Wednesday, May 20, 2026

[Incident Report #034][DNS] Inter‑subnet Communication Failure

What Happened?
On May 15th, our upstream data center completed a router upgrade. As an
unintended side effect, the FurrIX subnets located within the data center
were no longer able to reach one another. Because this issue was isolated to
internal data‑center paths, no external member traffic or internet‑facing name server
traffic were affected.

The issue went undetected until May 19th because our monitoring system and
our email system reside on opposite subnets. With inter‑subnet communication
broken, monitoring alerts could not reach us.

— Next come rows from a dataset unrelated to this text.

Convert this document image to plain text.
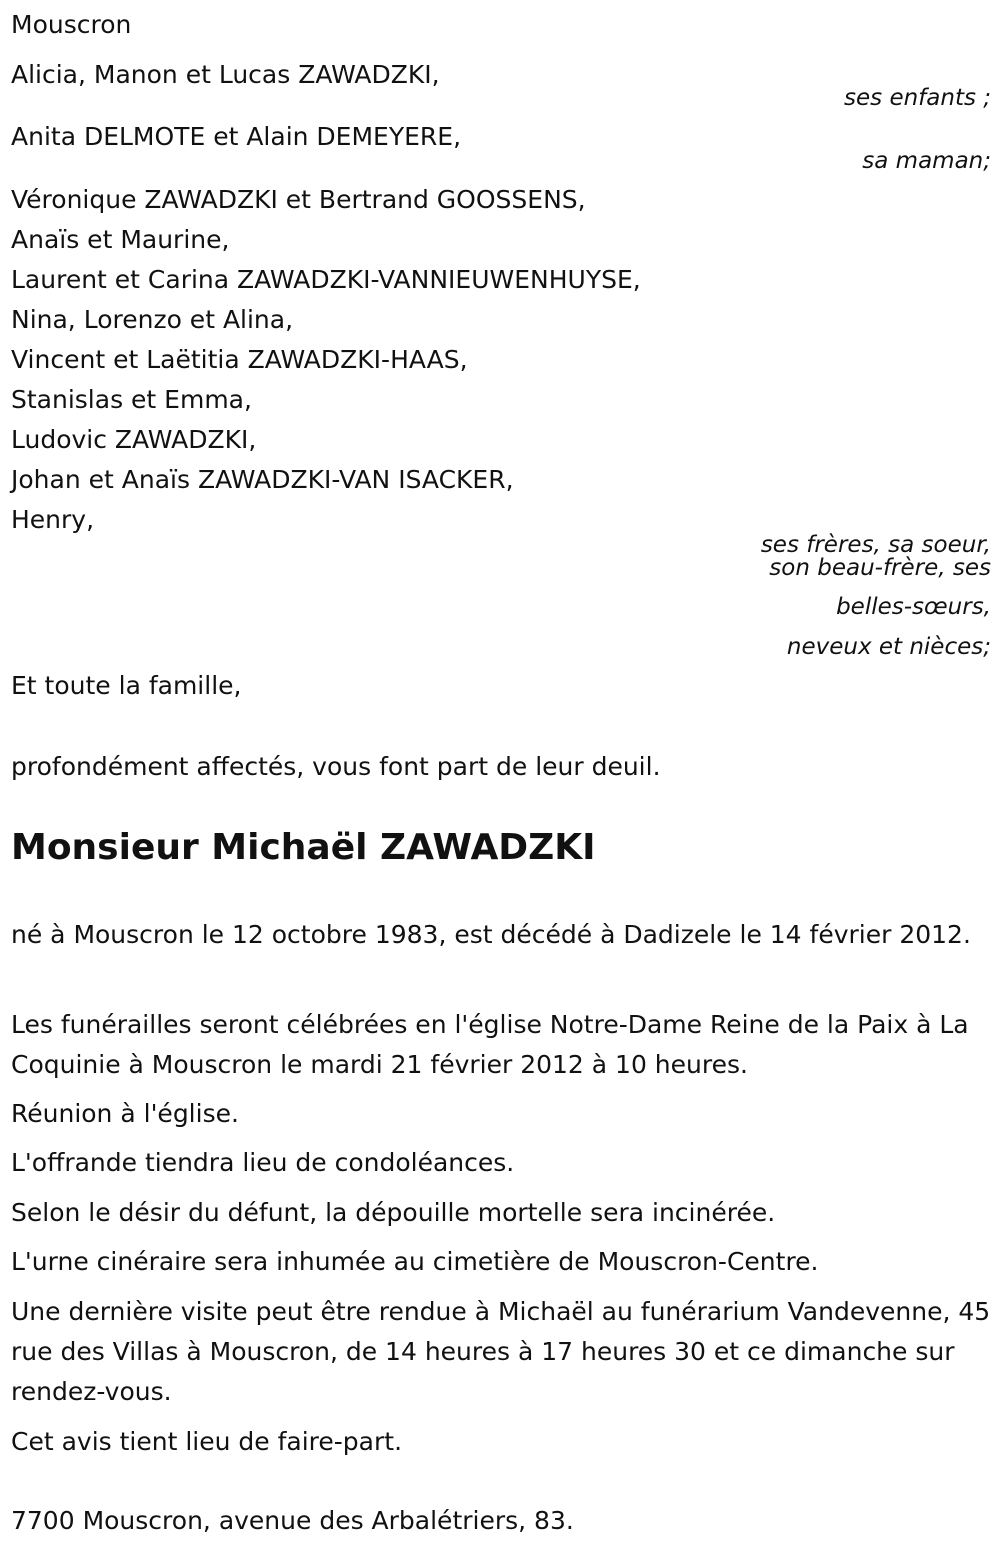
Mouscron
Alicia, Manon et Lucas ZAWADZKI,
ses enfants ;
Anita DELMOTE et Alain DEMEYERE,
sa maman;
Véronique ZAWADZKI et Bertrand GOOSSENS,
Anaïs et Maurine,
Laurent et Carina ZAWADZKI-VANNIEUWENHUYSE,
Nina, Lorenzo et Alina,
Vincent et Laëtitia ZAWADZKI-HAAS,
Stanislas et Emma,
Ludovic ZAWADZKI,
Johan et Anaïs ZAWADZKI-VAN ISACKER,
Henry,
ses frères, sa soeur,
son beau-frère, ses
belles-sœurs,
neveux et nièces;
Et toute la famille,
profondément affectés, vous font part de leur deuil.
Monsieur Michaël ZAWADZKI
né à Mouscron le 12 octobre 1983, est décédé à Dadizele le 14 février 2012.
Les funérailles seront célébrées en l'église Notre-Dame Reine de la Paix à La Coquinie à Mouscron le mardi 21 février 2012 à 10 heures.
Réunion à l'église.
L'offrande tiendra lieu de condoléances.
Selon le désir du défunt, la dépouille mortelle sera incinérée.
L'urne cinéraire sera inhumée au cimetière de Mouscron-Centre.
Une dernière visite peut être rendue à Michaël au funérarium Vandevenne, 45 rue des Villas à Mouscron, de 14 heures à 17 heures 30 et ce dimanche sur rendez-vous.
Cet avis tient lieu de faire-part.
7700 Mouscron, avenue des Arbalétriers, 83.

We were seeing the following issues:

  • Internal service reachability — Some internal services were unreachable from
    member connections.
  • NS2 isolation — Members could not reach NS2.
  • Stale zones on NS2 — NS2 could not reach NS1; as a result, its zones
    went stale on May 17th.
  • NMS visibility loss — The Network Management System could not reach devices
    on PHY One for accounting and monitoring.
  • Backup failures — PHY One could not reach the PBS instance on PHY Two,
    preventing nightly backups.

What did we do to fix this?
We provided the data center with test results and trace data confirming the inter‑subnet
routing failure. They corrected the configuration on their side, restoring full communication
between PHY One and PHY Two. All internal services, monitoring and backup operations
have returned to normal.